= Atlanta, Stone Mountain and Lithonia Railway =

Former railroad in Georgia, United States

The Atlanta, Stone Mountain and Lithonia Railway (ASM&L; ) was a rock quarry railroad that began operations in 1909. A "common carrier" railroad it had lines connecting to the Georgia Railroad and primarily served granite and gneiss quarries at Lithonia and at Stone Mountain in DeKalb County. It operated 4 miles of track from Lithonia, Georgia, to a quarry near Rock Chapel, Georgia.

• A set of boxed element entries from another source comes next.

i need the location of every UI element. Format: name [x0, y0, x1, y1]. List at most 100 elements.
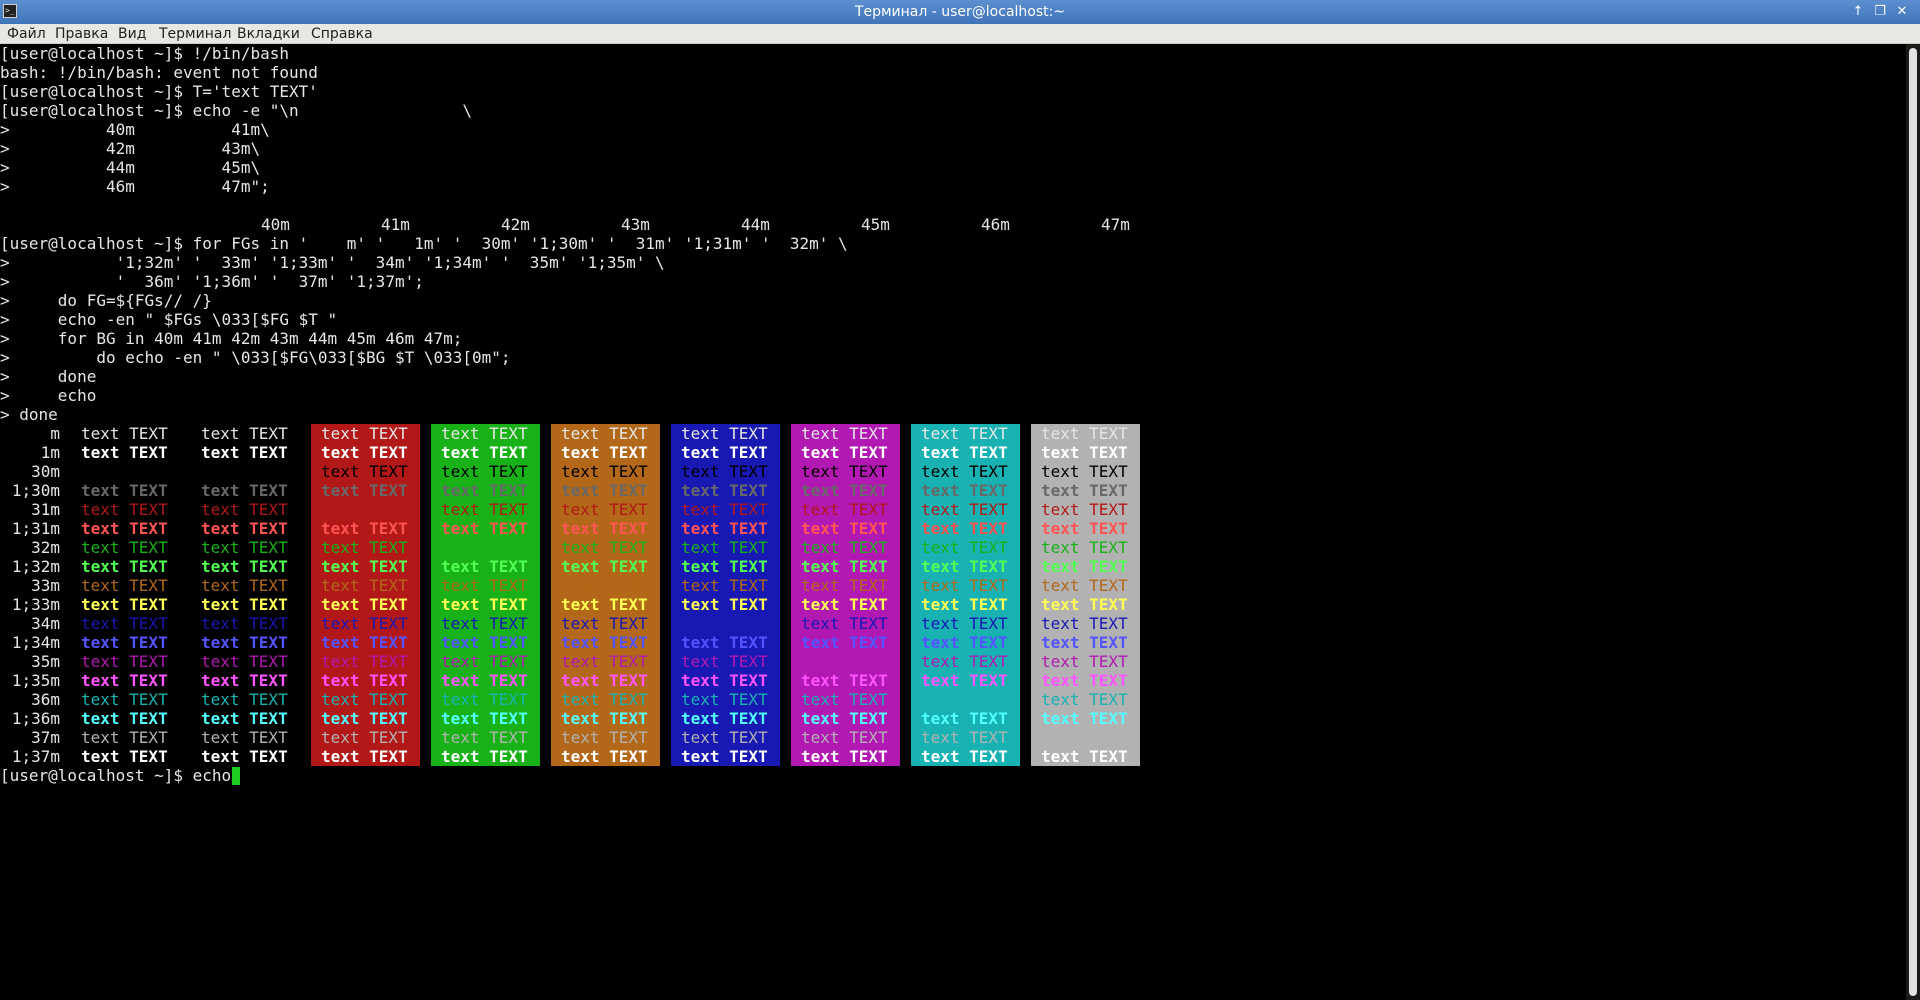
color-sample: text TEXT	[551, 557, 660, 576]
color-sample: text TEXT	[671, 709, 780, 728]
fg-code-label: 1;36m	[11, 709, 60, 728]
fg-code-label: 35m	[31, 652, 60, 671]
color-sample: text TEXT	[1031, 690, 1140, 709]
menu-view[interactable]: Вид	[118, 25, 146, 43]
color-sample: text TEXT	[431, 576, 540, 595]
color-sample: text TEXT	[311, 519, 420, 538]
color-grid-row: 1m text TEXT text TEXT text TEXT text TEXT te…	[0, 443, 1200, 462]
color-grid-row: 1;35m text TEXT text TEXT text TEXT text TEX…	[0, 671, 1200, 690]
color-sample: text TEXT	[671, 728, 780, 747]
color-sample: text TEXT	[201, 519, 288, 538]
color-grid-row: 1;32m text TEXT text TEXT text TEXT text TEX…	[0, 557, 1200, 576]
bg-header-row: 40m 41m 42m 43m 44m 45m 46m 47m	[0, 215, 1200, 234]
color-grid-row: 30m text TEXT text TEXT text TEXT text TEXT t…	[0, 462, 1200, 481]
terminal-line: > done	[0, 405, 58, 424]
window-title: Терминал - user@localhost:~	[854, 4, 1066, 20]
color-grid-row: 37m text TEXT text TEXT text TEXT text TEXT t…	[0, 728, 1200, 747]
menu-tabs[interactable]: Вкладки	[237, 25, 300, 43]
color-sample: text TEXT	[311, 614, 420, 633]
color-sample: text TEXT	[1031, 519, 1140, 538]
menu-terminal[interactable]: Терминал	[159, 25, 231, 43]
color-sample: text TEXT	[551, 614, 660, 633]
color-sample: text TEXT	[431, 443, 540, 462]
color-sample: text TEXT	[201, 614, 288, 633]
prompt-line: [user@localhost ~]$ echo	[0, 766, 232, 785]
close-icon[interactable]: ✕	[1894, 4, 1910, 20]
terminal-line: > for BG in 40m 41m 42m 43m 44m 45m 46m …	[0, 329, 463, 348]
color-sample: text TEXT	[671, 443, 780, 462]
terminal-scrollbar[interactable]	[1906, 44, 1920, 1000]
color-sample: text TEXT	[81, 519, 168, 538]
color-sample: text TEXT	[81, 557, 168, 576]
color-grid-row: 1;33m text TEXT text TEXT text TEXT text TEX…	[0, 595, 1200, 614]
color-grid-row: 33m text TEXT text TEXT text TEXT text TEXT t…	[0, 576, 1200, 595]
scrollbar-thumb[interactable]	[1909, 48, 1917, 996]
color-sample: text TEXT	[81, 614, 168, 633]
color-sample: text TEXT	[791, 747, 900, 766]
color-sample: text TEXT	[311, 424, 420, 443]
color-sample: text TEXT	[911, 728, 1020, 747]
color-sample: text TEXT	[911, 443, 1020, 462]
color-sample: text TEXT	[1031, 709, 1140, 728]
menu-edit[interactable]: Правка	[55, 25, 108, 43]
menu-file[interactable]: Файл	[7, 25, 46, 43]
color-sample: text TEXT	[551, 500, 660, 519]
color-grid-row: 35m text TEXT text TEXT text TEXT text TEXT t…	[0, 652, 1200, 671]
color-grid-row: 34m text TEXT text TEXT text TEXT text TEXT t…	[0, 614, 1200, 633]
color-sample: text TEXT	[1031, 538, 1140, 557]
minimize-icon[interactable]: ↑	[1850, 4, 1866, 20]
color-sample: text TEXT	[81, 500, 168, 519]
fg-code-label: 30m	[31, 462, 60, 481]
terminal-line: [user@localhost ~]$ !/bin/bash	[0, 44, 289, 63]
color-sample: text TEXT	[201, 424, 288, 443]
color-sample: text TEXT	[911, 747, 1020, 766]
maximize-icon[interactable]: ❐	[1872, 4, 1888, 20]
menu-help[interactable]: Справка	[311, 25, 373, 43]
fg-code-label: 31m	[31, 500, 60, 519]
terminal-line: > echo -en " $FGs \033[$FG $T "	[0, 310, 338, 329]
color-sample: text TEXT	[671, 576, 780, 595]
terminal-line: > 42m 43m\	[0, 139, 261, 158]
color-sample: text TEXT	[311, 728, 420, 747]
color-sample: text TEXT	[81, 652, 168, 671]
color-sample: text TEXT	[551, 633, 660, 652]
color-sample: text TEXT	[671, 500, 780, 519]
color-sample: text TEXT	[911, 424, 1020, 443]
color-sample: text TEXT	[791, 443, 900, 462]
color-sample: text TEXT	[791, 652, 900, 671]
terminal-line: > 46m 47m";	[0, 177, 270, 196]
color-sample: text TEXT	[1031, 500, 1140, 519]
title-bar: >_ Терминал - user@localhost:~ ↑ ❐ ✕	[0, 0, 1920, 24]
terminal-output[interactable]: [user@localhost ~]$ !/bin/bash bash: !/bi…	[0, 44, 1906, 1000]
color-sample: text TEXT	[81, 747, 168, 766]
color-sample: text TEXT	[551, 709, 660, 728]
color-sample: text TEXT	[311, 481, 420, 500]
color-sample: text TEXT	[671, 633, 780, 652]
color-sample: text TEXT	[81, 576, 168, 595]
color-sample: text TEXT	[81, 728, 168, 747]
color-sample: text TEXT	[911, 500, 1020, 519]
color-sample: text TEXT	[911, 481, 1020, 500]
fg-code-label: 1;30m	[11, 481, 60, 500]
color-grid-row: 32m text TEXT text TEXT text TEXT text TEXT t…	[0, 538, 1200, 557]
color-sample: text TEXT	[791, 690, 900, 709]
color-grid-row: 1;34m text TEXT text TEXT text TEXT text TEX…	[0, 633, 1200, 652]
color-sample: text TEXT	[1031, 728, 1140, 747]
color-sample: text TEXT	[551, 443, 660, 462]
color-sample: text TEXT	[1031, 576, 1140, 595]
color-sample: text TEXT	[431, 519, 540, 538]
color-sample: text TEXT	[431, 633, 540, 652]
terminal-line: > echo	[0, 386, 97, 405]
color-sample: text TEXT	[791, 462, 900, 481]
color-sample: text TEXT	[311, 652, 420, 671]
color-sample: text TEXT	[431, 500, 540, 519]
color-sample: text TEXT	[551, 747, 660, 766]
fg-code-label: 1;34m	[11, 633, 60, 652]
terminal-line: > do echo -en " \033[$FG\033[$BG $T \033…	[0, 348, 511, 367]
bg-header-label: 43m	[621, 215, 650, 234]
color-sample: text TEXT	[201, 728, 288, 747]
color-sample: text TEXT	[791, 481, 900, 500]
color-sample: text TEXT	[791, 709, 900, 728]
color-sample: text TEXT	[201, 481, 288, 500]
color-sample: text TEXT	[671, 614, 780, 633]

Notes on the line say it ran from "Lithonia to Georgia Railroad. Davidson Granite Company, Northeast of Lithonia".

==Lines==
The ASM&L had two lines on the north side of the Georgia Railroad in Lithonia. One connected to the "Big Ledge" quarry on the north side of Lithonia, 1/2 mi from the Georgia Railroad and the other on a route of about 1+1/2 mi to the quarries at Pine Mountain on the east side of Lithonia (on tracks that were formerly Pine Mountain Granite Company railroad).

On the south side of the Georgia Railroad, the ASM&L had a 4 mi line from Lithonia to the quarries at Arabia Mountain, a former Lithonia & Arabia Mountain Railroad opened ca. 1889.
At Stone Mountain, the ASM&L had a line from the Georgia Railroad around the north side of the mountain to the granite quarries on the eastern slope. It was constructed soon after the Civil War by a predecessor company.

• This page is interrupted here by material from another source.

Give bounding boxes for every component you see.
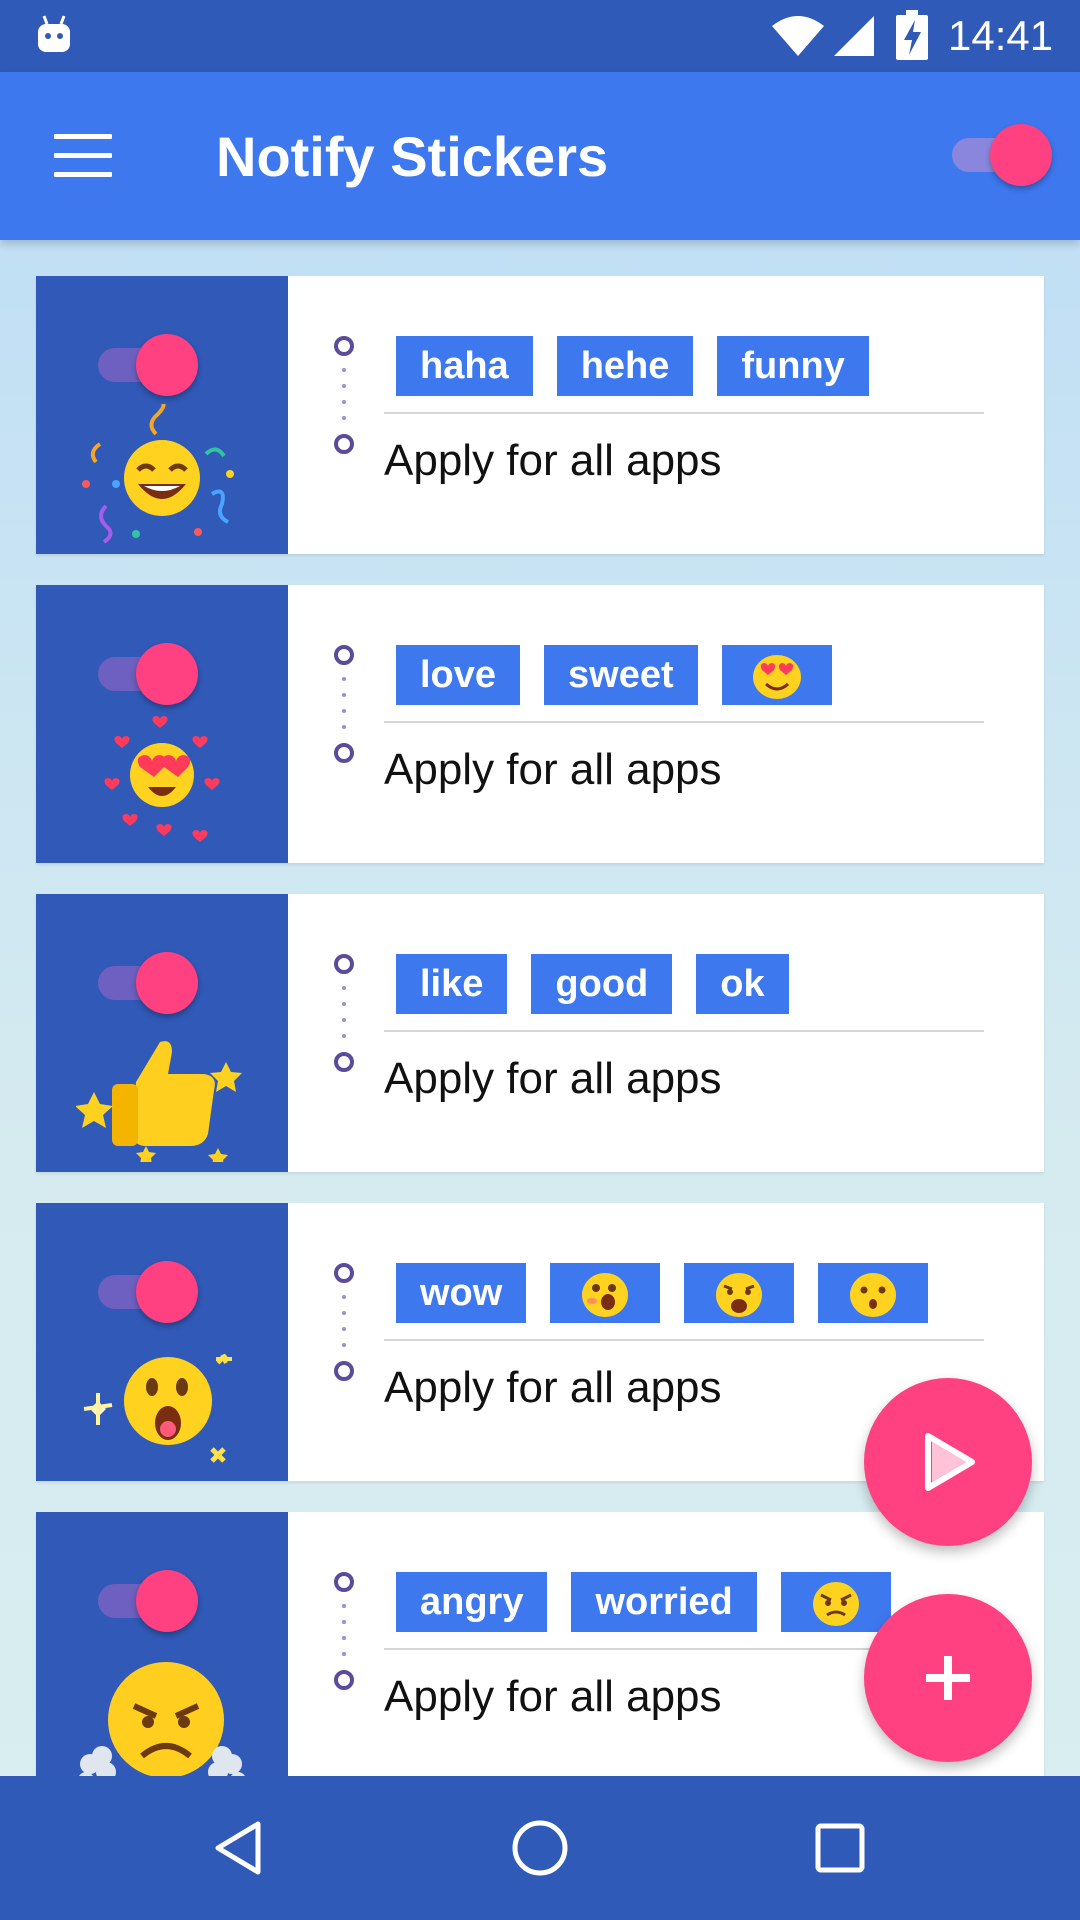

==Ownership and closing of lines==
Ownership of the quarries included the Venable brothers and then Davidson Mineral Properties, Inc. of Lithonia, who became the owner of the railroad. The line was dropped due to competition from other quarries, trucks, alternatives to dimension stone, and the Great Depression. The Arabia Mountain line was abandoned in 1935 and the Stone Mountain quarry was acquired by the Works Progress Administration and run for another five years. The quarry tracks were taken up in 1942. Rail use continued at the Lithonia quarries on the north side of the Georgia Railroad for several more decades before being closed.

ASM&L gave up its charter as a railroad and merged into Davidson Mineral Properties on November 19, 1997, and the Pine Mountain line was pulled up leaving only the line into the Big Ledge quarry. The ASM&L's locomotive was moved to another Hanson quarry before being replaced for in-plant use by a Trackmobile. It is still operated by CSX.

==Conversion to parkland and rail-trail==
DeKalb County acquired 400 acre of Arabia Mountain from Davidson Mineral Properties to create a nature park in 1972. Recently, DeKalb County also converted part of the old Arabia Mountain rail right-of-way to a rail-trail. The first 4.5 mi section of this bike path opened on June 14, 2004.